In contrast, Nvidia’s stock has shown a slightly more pronounced variation. Year-to-date, Nvidia shares fell by 1.26%, though they appreciated by 5.50% over the prior six months and surged 57.46% during the last 12 months.

According to Benzinga’s Edge Stock Rankings, Microsoft exhibits weaker price trend metrics across short, medium, and long-term periods but maintains strong overall quality rankings. Nvidia presents stronger price trend ratings throughout comparable intervals and holds robust growth rankings.

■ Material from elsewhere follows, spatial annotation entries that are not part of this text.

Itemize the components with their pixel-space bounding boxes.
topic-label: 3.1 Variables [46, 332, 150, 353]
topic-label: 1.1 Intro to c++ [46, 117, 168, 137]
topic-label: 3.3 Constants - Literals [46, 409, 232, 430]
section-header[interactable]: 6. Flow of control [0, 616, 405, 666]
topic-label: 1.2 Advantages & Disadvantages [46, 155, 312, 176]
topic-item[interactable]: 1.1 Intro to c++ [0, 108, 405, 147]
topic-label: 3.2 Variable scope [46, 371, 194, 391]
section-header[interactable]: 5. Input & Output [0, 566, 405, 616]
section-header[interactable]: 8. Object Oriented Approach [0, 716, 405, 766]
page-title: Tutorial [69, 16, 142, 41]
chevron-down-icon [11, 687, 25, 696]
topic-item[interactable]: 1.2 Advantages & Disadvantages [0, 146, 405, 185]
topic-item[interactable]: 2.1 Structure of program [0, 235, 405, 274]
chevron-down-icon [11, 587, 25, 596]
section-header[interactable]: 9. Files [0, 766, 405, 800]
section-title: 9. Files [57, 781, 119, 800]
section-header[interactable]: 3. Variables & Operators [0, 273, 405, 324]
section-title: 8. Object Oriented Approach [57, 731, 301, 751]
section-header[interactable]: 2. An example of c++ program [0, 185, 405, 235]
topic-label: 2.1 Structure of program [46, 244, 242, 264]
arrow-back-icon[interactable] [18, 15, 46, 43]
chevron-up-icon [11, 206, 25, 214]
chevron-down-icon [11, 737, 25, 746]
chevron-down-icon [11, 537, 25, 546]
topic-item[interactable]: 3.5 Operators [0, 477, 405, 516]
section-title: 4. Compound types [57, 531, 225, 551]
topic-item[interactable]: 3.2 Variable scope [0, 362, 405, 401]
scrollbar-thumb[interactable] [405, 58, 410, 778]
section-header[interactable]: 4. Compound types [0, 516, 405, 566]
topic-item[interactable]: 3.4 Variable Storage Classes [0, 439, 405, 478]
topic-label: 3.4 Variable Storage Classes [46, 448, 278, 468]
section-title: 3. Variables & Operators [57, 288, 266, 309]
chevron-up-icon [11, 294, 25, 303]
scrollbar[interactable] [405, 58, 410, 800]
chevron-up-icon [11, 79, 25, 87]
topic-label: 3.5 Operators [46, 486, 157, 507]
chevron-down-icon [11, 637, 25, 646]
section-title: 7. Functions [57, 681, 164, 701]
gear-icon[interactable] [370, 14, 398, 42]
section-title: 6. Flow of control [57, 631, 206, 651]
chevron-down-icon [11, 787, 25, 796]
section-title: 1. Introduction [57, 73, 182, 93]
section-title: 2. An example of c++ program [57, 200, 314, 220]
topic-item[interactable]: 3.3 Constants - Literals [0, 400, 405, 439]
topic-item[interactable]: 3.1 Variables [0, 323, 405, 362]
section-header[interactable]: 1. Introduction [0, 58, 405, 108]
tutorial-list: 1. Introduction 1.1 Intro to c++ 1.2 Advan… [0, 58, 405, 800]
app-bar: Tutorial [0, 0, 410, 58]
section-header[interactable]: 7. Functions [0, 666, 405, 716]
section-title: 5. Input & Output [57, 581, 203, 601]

Damodaran's analysis highlights the significant disparities between the valuations of two prominent technology companies involved in AI innovation and the risks inherent in investing in this rapidly evolving market sector. His approach underscores the necessity for investors to weigh valuations carefully against the realistic revenue potential and operational fundamentals of AI-focused enterprises.

Risks
  • Potential market correction in AI sector could lead to significant losses, particularly for venture capital and private market investors.
  • High valuations of AI-related companies like Nvidia imply an expectation of near-perfect execution, reducing margin for error.
  • Heavy infrastructure investments in AI may not translate into proportional future revenues, challenging justification of current market valuations.
  • Capital gains taxes and practical financial considerations influence holding decisions, impacting portfolio flexibility.